Antes de mais nada, é preciso ficar claro: Cidade do Amor é símbolo de um explícita linha divisora na carreira de Lucas Souza. E aqui me refiro, obviamente, a um excelente sentido. Seu novo CD é nada menos que seu melhor trabalho.

Partindo para um processo agora 100% autoral em parceria com o irmão e produtor Lúcio Souza, o cantor firma seu álbum no caminho daquilo que é pouco óbvio. Passamos por escolhas sonoras, de letras e conceitos que agora representam um todo coeso, ao contrário daquilo que nem sempre encontrávamos em seus CDs anteriores (mas a gênesi de tudo isto certamente estava lá). Em Capturado ou Caminho Para Revolução havia sim ótimas canções como as inesquecíveis “Estrela da Manhã” ou “Vou Ficar Aqui”. Entretanto, nos seus dois primeiros trabalhos, também tínhamos baixas que se evidenciavam em canções que simplesmente esquecíamos com o tempo ou não atraíam mais a audição. Lembramos ainda que, tal qual esse novo disco, eram produções independentes, feitas na base da coragem, levando também a nem sempre encontramos os melhores timbres. Havia a bela voz do próprio Lucas, a criatividade e destreza dos músicos, mas sempre faltou algo mais. Eis que nos encontramos com Cidade do Amor.

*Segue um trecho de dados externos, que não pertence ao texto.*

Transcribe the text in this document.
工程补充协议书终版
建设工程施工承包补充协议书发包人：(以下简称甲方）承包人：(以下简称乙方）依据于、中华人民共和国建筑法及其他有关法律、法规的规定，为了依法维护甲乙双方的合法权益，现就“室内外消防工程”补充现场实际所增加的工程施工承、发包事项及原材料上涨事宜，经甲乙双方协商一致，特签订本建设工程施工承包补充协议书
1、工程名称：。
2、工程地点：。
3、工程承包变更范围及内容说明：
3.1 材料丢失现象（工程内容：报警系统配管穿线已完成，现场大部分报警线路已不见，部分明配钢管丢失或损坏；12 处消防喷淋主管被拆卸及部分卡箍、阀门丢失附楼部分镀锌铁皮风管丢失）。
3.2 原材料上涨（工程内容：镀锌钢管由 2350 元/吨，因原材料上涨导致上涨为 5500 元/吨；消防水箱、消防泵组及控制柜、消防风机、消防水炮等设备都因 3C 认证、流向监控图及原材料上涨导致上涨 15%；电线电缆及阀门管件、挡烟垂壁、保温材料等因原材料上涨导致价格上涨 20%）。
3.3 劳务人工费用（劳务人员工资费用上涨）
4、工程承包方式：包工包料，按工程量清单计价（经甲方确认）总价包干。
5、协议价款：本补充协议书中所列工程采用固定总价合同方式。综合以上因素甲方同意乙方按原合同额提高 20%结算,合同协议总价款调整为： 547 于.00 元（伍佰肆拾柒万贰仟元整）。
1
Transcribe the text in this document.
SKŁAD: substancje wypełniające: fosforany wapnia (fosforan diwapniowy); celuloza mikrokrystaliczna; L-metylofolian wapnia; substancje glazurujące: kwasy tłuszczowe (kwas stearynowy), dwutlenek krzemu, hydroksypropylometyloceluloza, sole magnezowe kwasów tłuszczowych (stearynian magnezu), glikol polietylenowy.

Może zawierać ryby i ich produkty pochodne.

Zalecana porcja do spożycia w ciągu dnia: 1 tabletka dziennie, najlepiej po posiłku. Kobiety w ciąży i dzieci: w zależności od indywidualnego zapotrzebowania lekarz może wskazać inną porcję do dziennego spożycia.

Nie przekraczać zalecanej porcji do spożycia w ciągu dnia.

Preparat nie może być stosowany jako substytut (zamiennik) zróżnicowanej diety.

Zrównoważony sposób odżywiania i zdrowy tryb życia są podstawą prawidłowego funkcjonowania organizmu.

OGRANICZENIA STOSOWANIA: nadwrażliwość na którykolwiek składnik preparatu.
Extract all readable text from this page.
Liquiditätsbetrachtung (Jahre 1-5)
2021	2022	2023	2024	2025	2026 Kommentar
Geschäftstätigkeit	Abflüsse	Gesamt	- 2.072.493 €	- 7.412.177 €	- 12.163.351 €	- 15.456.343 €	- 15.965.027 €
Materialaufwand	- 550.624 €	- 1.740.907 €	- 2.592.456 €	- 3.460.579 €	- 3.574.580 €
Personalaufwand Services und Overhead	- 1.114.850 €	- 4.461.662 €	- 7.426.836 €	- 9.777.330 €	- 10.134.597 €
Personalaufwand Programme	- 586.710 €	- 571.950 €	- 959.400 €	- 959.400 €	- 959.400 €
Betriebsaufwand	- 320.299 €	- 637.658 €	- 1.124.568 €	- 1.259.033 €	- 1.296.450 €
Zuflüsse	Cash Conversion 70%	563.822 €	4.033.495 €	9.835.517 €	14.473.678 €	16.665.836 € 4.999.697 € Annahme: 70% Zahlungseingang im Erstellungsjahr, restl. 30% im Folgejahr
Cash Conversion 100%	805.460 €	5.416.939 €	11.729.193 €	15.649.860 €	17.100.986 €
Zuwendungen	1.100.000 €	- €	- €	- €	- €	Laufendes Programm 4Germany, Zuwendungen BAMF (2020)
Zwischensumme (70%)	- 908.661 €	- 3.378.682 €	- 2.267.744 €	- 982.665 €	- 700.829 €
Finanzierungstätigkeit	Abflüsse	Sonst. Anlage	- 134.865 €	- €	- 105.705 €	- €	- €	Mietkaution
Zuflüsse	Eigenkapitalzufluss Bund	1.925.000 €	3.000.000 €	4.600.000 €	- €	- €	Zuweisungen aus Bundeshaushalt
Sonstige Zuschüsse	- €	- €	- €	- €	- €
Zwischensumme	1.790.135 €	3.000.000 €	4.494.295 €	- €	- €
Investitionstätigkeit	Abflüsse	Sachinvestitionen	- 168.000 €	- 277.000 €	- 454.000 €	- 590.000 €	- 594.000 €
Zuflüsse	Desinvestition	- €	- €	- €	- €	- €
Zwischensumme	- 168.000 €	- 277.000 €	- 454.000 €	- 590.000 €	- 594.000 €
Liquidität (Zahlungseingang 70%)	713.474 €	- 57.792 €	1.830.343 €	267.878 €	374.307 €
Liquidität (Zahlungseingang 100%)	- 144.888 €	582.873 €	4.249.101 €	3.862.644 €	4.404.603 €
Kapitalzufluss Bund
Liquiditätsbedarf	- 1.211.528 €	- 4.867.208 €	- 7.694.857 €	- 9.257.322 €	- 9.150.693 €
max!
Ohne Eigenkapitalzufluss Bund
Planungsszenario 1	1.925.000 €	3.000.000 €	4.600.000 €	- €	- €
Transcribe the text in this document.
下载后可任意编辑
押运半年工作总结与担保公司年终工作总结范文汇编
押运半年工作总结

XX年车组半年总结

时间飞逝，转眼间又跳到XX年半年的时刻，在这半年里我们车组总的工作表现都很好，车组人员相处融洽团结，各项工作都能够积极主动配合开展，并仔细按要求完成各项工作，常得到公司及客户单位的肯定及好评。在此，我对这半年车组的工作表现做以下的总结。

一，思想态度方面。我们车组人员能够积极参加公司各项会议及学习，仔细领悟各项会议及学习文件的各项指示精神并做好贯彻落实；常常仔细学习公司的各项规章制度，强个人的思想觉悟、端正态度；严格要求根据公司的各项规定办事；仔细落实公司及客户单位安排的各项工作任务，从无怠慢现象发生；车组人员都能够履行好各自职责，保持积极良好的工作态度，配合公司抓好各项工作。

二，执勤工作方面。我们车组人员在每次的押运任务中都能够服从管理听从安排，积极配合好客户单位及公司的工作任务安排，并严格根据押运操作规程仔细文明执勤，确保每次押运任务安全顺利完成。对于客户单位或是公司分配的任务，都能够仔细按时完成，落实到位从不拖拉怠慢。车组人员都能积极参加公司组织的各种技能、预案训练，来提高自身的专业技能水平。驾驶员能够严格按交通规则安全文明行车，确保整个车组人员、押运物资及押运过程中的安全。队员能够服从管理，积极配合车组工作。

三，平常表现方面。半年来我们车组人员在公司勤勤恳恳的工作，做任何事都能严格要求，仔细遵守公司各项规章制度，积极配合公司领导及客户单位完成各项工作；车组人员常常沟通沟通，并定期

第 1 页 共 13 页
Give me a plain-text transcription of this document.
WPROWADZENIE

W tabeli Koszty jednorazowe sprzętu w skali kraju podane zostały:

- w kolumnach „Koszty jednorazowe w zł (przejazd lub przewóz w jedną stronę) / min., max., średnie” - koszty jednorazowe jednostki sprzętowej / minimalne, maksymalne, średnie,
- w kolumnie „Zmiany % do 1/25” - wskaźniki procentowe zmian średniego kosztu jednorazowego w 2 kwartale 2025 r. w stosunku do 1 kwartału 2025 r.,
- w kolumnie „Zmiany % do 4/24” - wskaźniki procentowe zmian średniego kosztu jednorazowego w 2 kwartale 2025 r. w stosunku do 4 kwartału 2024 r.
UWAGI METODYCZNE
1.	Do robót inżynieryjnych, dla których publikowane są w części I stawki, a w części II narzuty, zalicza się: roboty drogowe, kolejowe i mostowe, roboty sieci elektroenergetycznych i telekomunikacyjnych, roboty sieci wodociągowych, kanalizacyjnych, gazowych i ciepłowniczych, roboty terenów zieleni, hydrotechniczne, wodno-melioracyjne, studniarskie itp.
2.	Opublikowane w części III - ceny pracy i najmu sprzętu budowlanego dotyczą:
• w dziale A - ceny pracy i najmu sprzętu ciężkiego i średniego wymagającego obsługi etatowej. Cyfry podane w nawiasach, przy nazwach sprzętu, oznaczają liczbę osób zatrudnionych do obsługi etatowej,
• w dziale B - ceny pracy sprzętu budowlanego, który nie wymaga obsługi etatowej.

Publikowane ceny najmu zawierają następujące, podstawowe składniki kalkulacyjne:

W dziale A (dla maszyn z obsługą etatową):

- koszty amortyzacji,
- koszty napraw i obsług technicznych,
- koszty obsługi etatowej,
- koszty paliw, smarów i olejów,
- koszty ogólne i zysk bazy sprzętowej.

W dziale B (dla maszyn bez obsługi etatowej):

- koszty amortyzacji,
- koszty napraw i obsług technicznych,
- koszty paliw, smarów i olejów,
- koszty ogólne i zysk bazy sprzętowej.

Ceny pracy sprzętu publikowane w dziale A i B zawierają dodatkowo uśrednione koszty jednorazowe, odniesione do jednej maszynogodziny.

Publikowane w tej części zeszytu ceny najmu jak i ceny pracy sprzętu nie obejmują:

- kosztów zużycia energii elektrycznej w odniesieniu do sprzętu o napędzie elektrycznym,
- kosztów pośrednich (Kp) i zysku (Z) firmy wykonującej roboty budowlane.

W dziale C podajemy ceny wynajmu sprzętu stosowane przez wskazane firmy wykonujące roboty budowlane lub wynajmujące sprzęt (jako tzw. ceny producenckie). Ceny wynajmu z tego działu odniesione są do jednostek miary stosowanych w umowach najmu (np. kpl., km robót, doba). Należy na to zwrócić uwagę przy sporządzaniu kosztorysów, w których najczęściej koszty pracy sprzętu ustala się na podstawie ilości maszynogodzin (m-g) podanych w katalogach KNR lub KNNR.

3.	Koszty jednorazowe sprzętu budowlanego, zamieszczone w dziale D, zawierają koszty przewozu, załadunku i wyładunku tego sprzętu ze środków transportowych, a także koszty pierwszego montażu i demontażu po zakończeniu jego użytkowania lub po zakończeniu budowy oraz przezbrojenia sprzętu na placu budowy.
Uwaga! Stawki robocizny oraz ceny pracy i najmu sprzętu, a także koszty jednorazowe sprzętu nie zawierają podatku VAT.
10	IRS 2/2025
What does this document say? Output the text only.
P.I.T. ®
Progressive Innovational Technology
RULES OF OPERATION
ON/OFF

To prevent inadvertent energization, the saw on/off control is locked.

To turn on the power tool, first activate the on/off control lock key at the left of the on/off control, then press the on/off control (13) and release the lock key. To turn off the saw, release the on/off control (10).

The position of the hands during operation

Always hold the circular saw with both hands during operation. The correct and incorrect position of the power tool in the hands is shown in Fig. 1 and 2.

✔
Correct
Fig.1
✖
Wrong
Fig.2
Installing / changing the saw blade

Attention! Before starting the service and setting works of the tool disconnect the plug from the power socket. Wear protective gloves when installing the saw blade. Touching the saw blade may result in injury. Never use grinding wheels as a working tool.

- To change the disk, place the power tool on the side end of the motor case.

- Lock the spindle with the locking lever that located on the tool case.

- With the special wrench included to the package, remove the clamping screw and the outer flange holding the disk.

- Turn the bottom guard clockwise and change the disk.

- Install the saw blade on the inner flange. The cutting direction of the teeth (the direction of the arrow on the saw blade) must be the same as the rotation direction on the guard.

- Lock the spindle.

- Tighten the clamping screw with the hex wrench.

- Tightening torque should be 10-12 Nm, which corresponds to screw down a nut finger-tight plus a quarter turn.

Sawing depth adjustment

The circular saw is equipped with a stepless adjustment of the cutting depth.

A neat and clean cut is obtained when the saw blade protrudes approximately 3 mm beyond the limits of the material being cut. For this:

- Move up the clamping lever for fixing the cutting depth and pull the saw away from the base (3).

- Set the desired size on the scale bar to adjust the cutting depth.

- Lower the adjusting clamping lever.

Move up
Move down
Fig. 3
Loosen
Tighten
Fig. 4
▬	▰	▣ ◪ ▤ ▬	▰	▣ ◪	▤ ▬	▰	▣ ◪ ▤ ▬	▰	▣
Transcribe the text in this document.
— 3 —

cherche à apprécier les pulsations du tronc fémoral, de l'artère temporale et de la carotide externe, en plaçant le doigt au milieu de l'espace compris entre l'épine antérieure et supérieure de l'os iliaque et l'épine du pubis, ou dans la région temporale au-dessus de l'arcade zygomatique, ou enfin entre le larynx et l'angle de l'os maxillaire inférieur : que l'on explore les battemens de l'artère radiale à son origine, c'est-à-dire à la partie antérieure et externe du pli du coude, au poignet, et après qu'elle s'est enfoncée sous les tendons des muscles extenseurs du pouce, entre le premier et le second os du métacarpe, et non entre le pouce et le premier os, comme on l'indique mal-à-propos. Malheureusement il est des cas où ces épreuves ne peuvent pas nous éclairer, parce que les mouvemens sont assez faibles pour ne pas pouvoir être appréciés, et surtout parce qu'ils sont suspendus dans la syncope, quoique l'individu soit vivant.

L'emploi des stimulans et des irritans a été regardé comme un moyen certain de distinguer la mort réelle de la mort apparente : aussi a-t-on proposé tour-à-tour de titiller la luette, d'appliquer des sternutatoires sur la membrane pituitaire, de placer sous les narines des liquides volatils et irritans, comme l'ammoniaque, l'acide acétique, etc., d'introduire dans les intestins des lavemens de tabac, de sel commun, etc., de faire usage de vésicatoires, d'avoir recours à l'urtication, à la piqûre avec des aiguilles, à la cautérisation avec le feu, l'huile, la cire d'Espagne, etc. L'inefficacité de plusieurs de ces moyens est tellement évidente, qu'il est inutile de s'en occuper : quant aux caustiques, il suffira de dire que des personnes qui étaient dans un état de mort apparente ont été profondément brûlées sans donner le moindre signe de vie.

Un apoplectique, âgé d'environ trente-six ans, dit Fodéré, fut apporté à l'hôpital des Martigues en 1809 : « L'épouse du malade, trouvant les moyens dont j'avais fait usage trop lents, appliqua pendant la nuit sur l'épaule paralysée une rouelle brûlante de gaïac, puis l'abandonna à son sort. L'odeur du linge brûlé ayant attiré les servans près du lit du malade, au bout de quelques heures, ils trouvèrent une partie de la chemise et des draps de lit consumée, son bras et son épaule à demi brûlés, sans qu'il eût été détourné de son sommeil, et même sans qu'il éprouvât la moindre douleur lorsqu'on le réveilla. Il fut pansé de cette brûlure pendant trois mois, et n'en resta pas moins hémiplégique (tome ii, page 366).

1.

Este é, sem sombra de dúvida, o trabalho para o qual a dupla Lucas e Lúcio Souza parece ter se dedicado mais na busca pelo que há de melhor na função de um músico. Se o russo Tarkovisky diria que o cinema é a arte de esculpir o tempo, pensemos a música como a arte de desenhar as melhores ondas sonoras harmônicas, cadenciadas e melódicas. É possível encontrar em Cidade este desenho da primeira a última faixa – incluindo a secreta que vem logo após a número 12.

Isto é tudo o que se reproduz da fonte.